6. Bertemu CEO Hotel

'Makanan ini, rasanya mirip sekali dengan buatan mendiang istriku,' batin Megantara takjub. Mulutnya tidak bisa berhenti mengunyah. Spagetty yang berisi potongan seafood tersebut ludes dalam hitungan kurang dari lima menit.

"Chef, siapapun yang memasak makanan ini, pekerjakan dia di restoran hotel ini," kata Megantara pada kepala koki yang masih bingung di depannya. Megantara juga tak lupa mengusap jejak air mata di pipinya.

"Apakah makanannya sangat enak sehingga membuat Anda menangis Tuan?" tanya koki hati-hati.
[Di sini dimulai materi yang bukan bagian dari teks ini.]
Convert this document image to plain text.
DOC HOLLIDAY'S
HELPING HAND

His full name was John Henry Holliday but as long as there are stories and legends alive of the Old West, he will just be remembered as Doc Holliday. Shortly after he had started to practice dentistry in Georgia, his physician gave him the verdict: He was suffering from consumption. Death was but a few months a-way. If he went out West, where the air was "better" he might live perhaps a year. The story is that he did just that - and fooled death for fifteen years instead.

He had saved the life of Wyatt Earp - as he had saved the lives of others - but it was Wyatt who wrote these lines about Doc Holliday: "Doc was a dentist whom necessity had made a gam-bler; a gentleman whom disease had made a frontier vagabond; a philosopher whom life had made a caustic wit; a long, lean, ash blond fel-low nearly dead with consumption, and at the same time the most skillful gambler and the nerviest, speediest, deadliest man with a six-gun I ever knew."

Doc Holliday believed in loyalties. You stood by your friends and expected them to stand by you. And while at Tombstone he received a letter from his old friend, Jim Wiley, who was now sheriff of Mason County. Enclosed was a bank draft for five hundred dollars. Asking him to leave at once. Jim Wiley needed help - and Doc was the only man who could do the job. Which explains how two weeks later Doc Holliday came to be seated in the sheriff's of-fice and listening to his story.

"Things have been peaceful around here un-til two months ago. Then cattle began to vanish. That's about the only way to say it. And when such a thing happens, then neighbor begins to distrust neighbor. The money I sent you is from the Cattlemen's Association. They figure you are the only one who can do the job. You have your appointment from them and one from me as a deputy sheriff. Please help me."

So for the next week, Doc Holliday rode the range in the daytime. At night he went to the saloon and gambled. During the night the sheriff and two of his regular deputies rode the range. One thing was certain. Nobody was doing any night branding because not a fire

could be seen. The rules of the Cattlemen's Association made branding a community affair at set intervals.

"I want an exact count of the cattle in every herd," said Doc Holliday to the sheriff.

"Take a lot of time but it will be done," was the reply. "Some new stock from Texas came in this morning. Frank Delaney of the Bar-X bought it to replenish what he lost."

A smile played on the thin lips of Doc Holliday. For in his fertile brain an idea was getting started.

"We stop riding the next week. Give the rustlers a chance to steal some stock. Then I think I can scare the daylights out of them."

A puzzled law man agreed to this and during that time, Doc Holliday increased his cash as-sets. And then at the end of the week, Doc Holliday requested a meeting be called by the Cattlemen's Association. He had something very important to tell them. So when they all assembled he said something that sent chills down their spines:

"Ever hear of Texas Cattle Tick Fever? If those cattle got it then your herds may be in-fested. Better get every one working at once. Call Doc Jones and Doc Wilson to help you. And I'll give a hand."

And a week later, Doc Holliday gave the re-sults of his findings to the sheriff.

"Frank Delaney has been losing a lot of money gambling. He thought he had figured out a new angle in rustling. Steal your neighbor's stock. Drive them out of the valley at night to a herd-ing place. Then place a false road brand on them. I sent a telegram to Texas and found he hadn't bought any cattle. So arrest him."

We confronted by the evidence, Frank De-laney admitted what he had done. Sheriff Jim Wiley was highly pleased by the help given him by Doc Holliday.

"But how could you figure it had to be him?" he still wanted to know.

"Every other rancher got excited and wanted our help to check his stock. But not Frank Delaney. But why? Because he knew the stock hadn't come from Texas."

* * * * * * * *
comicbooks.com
Megantara hanya mengangguk sekilas. Tidak mungkin dia terlalu blak-blakan mengatakan rasa makanan ini begitu lezat di mulutnya setelah bertahun-tahun hanya merasakan makanan yang hambar. Dia sendiri masih takjub dan tidak percaya dengan keanehan ini. Dan kebetulannya, spagetty seafood memang makanan favorit mendiang istrinya.

"Bagaimana dengan dua kandidat yang lainnya tuan?" tanya kepala koki lagi.

"Aku hanya menginginkan yang satu itu. Tapi jika kau ingin menerima lebih dari satu koki, kau bebas menentukan kandidat yang mana yang bisa kita pekerjakan," jawab Megantara tanpa berpikir panjang.

"Baik Tuan. Akan saya laksanakan," jawab Kepala koki lalu undur diri dan meninggalkan ruangan Megantara.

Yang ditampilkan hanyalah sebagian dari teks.